Notice that there is no need to compute these explicitly: it suffices to write code for the Euclidean quantities and to apply the conversion tools on them to obtain the Riemannian quantities, as in the following code:

% Generate the problem data. n = 1000; A = randn(n); A = .5*(A+A'); % Create the problem structure. manifold = spherefactory(n); problem.M = manifold; % Define the problem cost function and its derivatives.

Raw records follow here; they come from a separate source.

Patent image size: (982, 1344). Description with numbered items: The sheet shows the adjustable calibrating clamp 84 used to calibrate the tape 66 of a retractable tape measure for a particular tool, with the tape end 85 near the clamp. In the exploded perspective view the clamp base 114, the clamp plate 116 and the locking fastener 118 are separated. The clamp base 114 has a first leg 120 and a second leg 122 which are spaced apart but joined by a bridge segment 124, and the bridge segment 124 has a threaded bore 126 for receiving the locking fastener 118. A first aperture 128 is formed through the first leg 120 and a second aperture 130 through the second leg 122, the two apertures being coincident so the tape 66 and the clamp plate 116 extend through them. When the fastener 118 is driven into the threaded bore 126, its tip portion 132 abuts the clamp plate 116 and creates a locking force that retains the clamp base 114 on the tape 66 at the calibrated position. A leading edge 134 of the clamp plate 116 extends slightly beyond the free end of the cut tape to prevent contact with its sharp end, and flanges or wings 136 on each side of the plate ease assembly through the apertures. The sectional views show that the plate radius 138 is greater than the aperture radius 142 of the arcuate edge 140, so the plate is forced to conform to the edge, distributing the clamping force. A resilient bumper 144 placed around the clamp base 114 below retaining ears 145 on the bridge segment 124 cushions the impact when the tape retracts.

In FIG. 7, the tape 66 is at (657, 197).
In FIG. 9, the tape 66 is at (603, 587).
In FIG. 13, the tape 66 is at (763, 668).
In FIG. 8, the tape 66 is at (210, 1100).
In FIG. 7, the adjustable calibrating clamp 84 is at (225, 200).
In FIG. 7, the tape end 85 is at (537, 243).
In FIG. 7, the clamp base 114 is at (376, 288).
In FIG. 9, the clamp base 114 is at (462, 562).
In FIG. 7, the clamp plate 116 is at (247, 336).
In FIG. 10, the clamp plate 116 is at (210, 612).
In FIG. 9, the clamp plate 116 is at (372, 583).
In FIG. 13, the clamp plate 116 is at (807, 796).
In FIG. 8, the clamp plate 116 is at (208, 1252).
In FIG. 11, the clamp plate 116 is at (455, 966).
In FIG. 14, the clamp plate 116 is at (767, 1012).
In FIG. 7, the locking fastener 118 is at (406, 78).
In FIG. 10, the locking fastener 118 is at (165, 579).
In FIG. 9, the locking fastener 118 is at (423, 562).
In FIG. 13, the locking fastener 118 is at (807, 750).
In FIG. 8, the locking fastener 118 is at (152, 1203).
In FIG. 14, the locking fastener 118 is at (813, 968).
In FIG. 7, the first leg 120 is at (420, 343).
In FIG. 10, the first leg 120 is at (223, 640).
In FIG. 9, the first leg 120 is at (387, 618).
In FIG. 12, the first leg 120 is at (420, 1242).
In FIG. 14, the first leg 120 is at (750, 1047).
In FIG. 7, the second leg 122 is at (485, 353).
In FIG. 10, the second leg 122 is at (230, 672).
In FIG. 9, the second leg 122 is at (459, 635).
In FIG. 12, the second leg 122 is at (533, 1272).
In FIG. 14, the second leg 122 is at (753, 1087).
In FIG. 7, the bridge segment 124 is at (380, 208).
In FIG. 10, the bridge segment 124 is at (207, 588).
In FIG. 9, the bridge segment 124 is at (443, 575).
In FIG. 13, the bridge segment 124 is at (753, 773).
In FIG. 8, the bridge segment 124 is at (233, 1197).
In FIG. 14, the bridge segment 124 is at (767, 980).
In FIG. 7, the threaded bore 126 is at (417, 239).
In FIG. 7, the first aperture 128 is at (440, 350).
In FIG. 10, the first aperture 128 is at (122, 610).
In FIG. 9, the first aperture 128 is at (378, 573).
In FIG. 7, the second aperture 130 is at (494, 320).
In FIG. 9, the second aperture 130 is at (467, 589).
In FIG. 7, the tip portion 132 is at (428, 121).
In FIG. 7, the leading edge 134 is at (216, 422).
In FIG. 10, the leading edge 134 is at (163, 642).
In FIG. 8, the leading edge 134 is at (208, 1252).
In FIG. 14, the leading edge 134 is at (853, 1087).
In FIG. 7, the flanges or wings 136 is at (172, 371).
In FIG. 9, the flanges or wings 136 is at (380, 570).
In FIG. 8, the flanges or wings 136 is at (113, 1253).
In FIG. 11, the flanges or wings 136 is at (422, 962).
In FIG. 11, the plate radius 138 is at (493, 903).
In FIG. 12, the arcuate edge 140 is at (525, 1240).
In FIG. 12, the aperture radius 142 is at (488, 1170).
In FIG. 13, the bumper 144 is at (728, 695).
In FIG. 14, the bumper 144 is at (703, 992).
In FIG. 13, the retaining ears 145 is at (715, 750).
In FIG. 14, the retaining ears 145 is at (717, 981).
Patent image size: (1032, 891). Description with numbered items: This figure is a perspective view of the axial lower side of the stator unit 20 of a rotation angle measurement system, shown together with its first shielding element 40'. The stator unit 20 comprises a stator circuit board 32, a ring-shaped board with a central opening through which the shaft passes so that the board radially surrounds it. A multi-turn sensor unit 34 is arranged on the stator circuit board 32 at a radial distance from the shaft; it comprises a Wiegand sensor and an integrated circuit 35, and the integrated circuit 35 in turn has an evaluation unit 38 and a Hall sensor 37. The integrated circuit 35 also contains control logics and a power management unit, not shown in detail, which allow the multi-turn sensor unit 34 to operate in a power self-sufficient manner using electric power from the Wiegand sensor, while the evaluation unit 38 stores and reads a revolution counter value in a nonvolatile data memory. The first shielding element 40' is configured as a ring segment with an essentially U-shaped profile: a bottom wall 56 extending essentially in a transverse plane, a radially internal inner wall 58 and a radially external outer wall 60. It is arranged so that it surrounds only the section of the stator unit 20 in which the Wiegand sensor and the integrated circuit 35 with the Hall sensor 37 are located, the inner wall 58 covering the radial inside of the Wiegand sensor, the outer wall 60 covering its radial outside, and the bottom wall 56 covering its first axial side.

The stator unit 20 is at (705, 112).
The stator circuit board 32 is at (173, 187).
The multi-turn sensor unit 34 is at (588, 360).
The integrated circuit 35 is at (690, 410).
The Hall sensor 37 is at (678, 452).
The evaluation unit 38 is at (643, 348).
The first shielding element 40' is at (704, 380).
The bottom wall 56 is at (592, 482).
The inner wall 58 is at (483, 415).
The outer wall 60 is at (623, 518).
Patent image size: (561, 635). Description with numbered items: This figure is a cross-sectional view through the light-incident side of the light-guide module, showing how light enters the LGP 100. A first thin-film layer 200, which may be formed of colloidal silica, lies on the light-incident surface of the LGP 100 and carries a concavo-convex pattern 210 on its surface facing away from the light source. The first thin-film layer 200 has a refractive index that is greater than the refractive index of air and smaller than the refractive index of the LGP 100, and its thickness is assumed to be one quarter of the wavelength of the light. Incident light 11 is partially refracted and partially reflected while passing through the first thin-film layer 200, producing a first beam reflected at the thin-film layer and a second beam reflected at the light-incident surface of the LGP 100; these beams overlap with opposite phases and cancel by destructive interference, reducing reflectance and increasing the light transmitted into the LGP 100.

problem.cost = @(x) -x'*(A*x);

egrad = @(x) -2*A*x;

ehess = @(x, u) -2*A*u; problem.grad = @(x) manifold.egrad2rgrad(x, egrad(x));

problem.hess = @(x, u) manifold.ehess2rhess(x, egrad(x), ehess(x, u), u);

% Numerically check the differentials.

checkgradient(problem); pause;

checkhessian(problem); pause;

% Solve

x = trustregions(problem);

Of course, this is not efficient since the computation of $Ax$ should be reused when computing $f(x)$ and $\nabla f(x)$, just like$\nabla f(x)$ should be reused to compute $\nabla^2 f(x)[u]$. See the various ways of describing the cost function for better alternatives.

For theory on Riemannian submanifolds, see [AMS08], section 3.6.1 (first-order derivatives) and section 5.3.3 (second-order derivatives, i.e., connections).

For content specifically about the sphere, see [AMS08] and look up examples 3.5.1 (tangent space), 3.6.1 (metric, projector), 4.1.1 (retraction), 5.3.1 (connection), 5.4.1 (exponential map, i.e., geodesics) and 8.1.1 (parallel translation, not implemented), 8.1.4 and 8.1.7 (vector transport).

[AMS08] P.-A. Absil, R. Mahony and R. Sepulchre, Optimization Algorithms on Matrix Manifolds, Princeton University Press, 2008.

The first example on the tutorial page is an example on the sphere. Section 6.4.1 in [AMS08] also gives an example of second-order optimization on the sphere.

We are still working on building a collection of examples for Manopt. The relevant ones will be referenced here when the time comes.